The modified program displays
[ -1.0000000000000000e+03 -4.9999950000000001e+02 1.0000000000000000e-03] [ -1.0000000000000000e+03 -4.9999950000000001e+02 1.0000000000000000e-03]
i.e. optional.
However, I would still strongly recommend using inaccurate floating point comparisons (with tight limits if you need to) if you have no good reason not to. There are all sorts of subtle errors that can occur in floating point arithmetic, and the easiest way to avoid them is to never use exact comparisons.
An alternative approach to the above, which may be preferable, would be to rescale both arrays between 0 and 1. This may be the most suitable form for use in the program. (And both arrays could be multiplied by a scaling factor, such as the original range f1 , if necessary.)
Re using rounding to solve your problem, I would not recommend this. The problem with rounding - in addition to not necessarily reducing the accuracy of your data, is that numbers that are very close can round off in different directions. For example.
f1 = np.array([1.000049]) f2 = np.array([1.000051]) print (f1) print (f2) scale = 10**(-np.floor(np.log10(np.max(f1))) + 4) f2 = np.round(f2*scale)/scale f1 = np.round(f1*scale)/scale print (f1) print (f2)
Exit
[ 1.000049] [ 1.000051] [ 1.] [ 1.0001]
This is due to the fact that although it is common to discuss numbers corresponding to many significant numbers, people do not actually compare them in this way on a computer. You calculate the difference and then divide by the correct number (for relative error).

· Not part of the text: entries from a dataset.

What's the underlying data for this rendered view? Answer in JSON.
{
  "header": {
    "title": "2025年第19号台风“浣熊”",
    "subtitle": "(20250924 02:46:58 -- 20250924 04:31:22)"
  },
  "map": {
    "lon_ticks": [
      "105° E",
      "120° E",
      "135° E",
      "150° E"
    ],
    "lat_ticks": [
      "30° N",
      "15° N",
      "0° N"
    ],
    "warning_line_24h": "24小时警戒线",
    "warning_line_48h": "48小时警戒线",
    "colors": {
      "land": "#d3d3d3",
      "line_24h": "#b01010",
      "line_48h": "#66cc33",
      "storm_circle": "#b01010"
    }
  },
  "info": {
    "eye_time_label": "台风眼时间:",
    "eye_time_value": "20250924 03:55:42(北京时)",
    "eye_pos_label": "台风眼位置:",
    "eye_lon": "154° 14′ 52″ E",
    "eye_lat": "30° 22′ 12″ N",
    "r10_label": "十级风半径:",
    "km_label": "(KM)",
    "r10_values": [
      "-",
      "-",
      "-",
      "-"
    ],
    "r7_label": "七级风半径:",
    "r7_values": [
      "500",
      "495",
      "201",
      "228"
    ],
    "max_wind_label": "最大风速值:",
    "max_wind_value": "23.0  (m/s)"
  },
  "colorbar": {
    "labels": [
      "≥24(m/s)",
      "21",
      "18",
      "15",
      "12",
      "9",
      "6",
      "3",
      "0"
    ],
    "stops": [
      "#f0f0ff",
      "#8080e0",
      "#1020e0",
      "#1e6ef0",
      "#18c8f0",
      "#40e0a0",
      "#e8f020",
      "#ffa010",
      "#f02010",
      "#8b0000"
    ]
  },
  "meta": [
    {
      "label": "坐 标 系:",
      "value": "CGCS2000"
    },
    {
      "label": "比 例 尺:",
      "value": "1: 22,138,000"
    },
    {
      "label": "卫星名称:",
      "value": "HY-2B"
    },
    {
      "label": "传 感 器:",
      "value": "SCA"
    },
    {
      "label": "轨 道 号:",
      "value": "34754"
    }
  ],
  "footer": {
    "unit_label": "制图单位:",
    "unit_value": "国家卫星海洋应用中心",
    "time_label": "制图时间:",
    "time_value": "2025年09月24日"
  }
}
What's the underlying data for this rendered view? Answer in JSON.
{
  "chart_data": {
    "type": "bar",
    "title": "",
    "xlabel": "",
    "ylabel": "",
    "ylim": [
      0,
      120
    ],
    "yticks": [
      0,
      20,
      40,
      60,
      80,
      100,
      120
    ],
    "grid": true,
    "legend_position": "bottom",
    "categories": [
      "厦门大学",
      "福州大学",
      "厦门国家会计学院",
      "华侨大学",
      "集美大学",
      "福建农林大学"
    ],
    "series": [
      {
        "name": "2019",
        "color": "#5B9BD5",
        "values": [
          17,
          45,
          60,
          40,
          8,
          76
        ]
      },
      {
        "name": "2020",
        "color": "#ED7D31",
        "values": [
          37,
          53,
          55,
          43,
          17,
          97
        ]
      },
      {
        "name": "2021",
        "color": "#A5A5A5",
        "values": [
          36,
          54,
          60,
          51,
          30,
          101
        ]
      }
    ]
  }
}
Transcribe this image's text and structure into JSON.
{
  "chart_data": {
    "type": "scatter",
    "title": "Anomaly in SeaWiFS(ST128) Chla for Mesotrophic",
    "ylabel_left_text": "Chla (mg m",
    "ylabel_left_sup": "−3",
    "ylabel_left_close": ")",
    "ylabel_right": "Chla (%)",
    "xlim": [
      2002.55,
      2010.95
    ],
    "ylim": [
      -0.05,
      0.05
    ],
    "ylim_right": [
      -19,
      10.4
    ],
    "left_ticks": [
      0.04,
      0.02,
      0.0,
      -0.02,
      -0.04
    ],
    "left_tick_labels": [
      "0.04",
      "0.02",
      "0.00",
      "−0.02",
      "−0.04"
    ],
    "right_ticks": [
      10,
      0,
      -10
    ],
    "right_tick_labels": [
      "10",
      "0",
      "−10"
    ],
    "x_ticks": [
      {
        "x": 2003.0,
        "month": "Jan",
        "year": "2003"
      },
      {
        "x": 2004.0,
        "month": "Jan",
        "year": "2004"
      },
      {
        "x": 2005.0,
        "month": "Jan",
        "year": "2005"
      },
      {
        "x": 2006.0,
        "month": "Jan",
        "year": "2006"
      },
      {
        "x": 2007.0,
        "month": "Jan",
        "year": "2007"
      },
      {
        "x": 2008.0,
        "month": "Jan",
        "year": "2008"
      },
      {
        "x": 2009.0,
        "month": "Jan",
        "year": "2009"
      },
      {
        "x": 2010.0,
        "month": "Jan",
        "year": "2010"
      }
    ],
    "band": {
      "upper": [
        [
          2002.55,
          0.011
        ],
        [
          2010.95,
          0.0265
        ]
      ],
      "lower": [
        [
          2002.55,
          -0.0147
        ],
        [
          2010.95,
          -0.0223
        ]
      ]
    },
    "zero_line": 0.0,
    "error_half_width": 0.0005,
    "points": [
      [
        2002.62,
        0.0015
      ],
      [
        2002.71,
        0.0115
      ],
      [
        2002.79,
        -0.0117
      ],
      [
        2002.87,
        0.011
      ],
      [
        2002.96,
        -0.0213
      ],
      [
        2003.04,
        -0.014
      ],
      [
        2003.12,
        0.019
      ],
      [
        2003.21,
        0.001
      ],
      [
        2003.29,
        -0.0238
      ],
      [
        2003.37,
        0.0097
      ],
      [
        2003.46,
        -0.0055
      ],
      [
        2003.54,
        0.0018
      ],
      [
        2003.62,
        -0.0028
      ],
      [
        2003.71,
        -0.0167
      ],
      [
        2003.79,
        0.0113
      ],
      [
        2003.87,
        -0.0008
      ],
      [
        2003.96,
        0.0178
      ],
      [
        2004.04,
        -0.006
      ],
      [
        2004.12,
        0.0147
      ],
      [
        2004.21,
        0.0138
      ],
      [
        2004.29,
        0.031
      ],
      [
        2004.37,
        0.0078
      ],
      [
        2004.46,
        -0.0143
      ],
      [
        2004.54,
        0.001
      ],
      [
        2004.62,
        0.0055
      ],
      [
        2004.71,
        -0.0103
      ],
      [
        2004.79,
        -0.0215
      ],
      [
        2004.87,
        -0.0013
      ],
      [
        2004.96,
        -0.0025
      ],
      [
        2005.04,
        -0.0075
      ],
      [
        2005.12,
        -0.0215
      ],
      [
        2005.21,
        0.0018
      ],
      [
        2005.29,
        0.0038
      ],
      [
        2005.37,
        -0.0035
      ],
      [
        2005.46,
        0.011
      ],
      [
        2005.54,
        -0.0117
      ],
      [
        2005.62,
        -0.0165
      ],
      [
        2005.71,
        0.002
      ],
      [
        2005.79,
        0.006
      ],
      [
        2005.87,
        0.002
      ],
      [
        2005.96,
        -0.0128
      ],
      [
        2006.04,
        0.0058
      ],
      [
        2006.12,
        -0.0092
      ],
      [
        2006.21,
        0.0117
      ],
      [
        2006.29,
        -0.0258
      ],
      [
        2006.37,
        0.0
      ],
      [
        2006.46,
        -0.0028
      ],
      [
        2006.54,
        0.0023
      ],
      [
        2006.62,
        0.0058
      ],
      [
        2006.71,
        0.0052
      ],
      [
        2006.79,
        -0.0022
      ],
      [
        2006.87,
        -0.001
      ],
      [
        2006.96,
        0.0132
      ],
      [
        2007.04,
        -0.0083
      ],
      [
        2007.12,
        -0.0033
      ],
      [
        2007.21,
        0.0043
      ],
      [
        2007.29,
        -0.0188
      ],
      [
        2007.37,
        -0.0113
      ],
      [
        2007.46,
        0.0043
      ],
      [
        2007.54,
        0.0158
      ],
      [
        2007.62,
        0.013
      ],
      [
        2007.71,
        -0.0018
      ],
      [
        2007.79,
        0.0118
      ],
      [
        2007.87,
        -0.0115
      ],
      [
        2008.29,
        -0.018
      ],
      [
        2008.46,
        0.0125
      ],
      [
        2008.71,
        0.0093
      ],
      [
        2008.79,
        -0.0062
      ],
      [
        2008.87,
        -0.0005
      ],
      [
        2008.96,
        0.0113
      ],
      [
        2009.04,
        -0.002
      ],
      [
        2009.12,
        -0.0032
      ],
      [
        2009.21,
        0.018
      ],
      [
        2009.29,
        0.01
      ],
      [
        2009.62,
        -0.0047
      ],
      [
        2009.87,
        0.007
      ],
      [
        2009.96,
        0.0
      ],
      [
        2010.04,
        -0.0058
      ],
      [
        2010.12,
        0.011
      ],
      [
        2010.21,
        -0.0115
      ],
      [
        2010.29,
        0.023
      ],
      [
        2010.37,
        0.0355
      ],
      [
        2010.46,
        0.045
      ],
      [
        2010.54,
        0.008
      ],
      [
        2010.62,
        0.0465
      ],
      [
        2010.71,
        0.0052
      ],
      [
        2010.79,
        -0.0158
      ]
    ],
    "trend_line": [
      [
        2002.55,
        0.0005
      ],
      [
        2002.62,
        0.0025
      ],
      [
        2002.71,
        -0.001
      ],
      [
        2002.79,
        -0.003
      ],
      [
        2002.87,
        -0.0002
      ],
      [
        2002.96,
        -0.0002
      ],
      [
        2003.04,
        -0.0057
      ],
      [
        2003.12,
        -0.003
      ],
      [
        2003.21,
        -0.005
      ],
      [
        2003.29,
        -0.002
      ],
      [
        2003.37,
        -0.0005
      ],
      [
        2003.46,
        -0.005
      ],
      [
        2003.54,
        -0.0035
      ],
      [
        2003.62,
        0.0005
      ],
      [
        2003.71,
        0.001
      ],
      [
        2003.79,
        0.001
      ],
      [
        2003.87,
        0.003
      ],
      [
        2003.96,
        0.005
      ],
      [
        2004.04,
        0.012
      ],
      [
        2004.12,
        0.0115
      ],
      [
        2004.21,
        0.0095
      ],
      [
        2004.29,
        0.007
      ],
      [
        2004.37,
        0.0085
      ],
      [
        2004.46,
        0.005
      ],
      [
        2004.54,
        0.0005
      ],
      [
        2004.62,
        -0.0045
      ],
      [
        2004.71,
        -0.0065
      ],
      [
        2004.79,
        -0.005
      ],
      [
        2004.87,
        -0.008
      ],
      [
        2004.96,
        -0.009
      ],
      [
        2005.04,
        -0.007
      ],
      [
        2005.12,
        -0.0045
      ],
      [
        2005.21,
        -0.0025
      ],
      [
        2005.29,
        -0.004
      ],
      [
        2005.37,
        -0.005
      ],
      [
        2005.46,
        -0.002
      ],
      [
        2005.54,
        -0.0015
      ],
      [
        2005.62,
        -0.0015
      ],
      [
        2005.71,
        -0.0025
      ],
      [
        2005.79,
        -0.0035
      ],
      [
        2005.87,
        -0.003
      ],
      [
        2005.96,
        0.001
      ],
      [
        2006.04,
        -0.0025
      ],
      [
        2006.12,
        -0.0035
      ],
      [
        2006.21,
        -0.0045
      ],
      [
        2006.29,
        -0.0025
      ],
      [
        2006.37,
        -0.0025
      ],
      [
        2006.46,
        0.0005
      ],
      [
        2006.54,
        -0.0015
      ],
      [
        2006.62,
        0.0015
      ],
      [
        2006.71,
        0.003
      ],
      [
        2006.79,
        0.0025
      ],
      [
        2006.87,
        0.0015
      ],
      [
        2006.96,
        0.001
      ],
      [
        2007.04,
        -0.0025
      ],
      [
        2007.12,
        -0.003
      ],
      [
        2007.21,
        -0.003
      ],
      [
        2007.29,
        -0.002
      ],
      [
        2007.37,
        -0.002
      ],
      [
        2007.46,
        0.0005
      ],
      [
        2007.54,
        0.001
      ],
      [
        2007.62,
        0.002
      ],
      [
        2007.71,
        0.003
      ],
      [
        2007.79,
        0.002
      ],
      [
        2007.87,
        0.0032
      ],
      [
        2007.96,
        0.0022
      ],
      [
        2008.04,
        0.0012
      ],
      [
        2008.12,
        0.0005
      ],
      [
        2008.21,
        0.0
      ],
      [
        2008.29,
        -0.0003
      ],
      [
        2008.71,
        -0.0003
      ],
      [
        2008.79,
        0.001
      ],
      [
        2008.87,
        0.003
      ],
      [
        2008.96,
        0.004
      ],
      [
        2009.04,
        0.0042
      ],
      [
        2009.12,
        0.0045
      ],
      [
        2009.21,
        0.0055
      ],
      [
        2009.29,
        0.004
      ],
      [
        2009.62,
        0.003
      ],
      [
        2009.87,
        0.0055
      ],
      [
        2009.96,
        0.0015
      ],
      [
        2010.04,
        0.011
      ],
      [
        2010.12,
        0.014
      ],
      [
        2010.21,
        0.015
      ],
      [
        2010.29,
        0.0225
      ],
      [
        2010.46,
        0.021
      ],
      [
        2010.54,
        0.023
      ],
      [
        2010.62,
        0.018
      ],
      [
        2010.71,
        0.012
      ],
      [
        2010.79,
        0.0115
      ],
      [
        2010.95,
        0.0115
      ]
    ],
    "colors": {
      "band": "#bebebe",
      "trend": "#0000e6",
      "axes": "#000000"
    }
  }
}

Re mantissas and indicators, see math.frexp and math.ldexp , are documented here . I would not recommend installing them yourself (consider two numbers that are very close, but have different indicators, for example - you really want to install the mantissa). It is much better to just directly set the maximum f2 explicitly to the maximum f1 if you want the numbers to be exactly the same (and similarly for the minimum).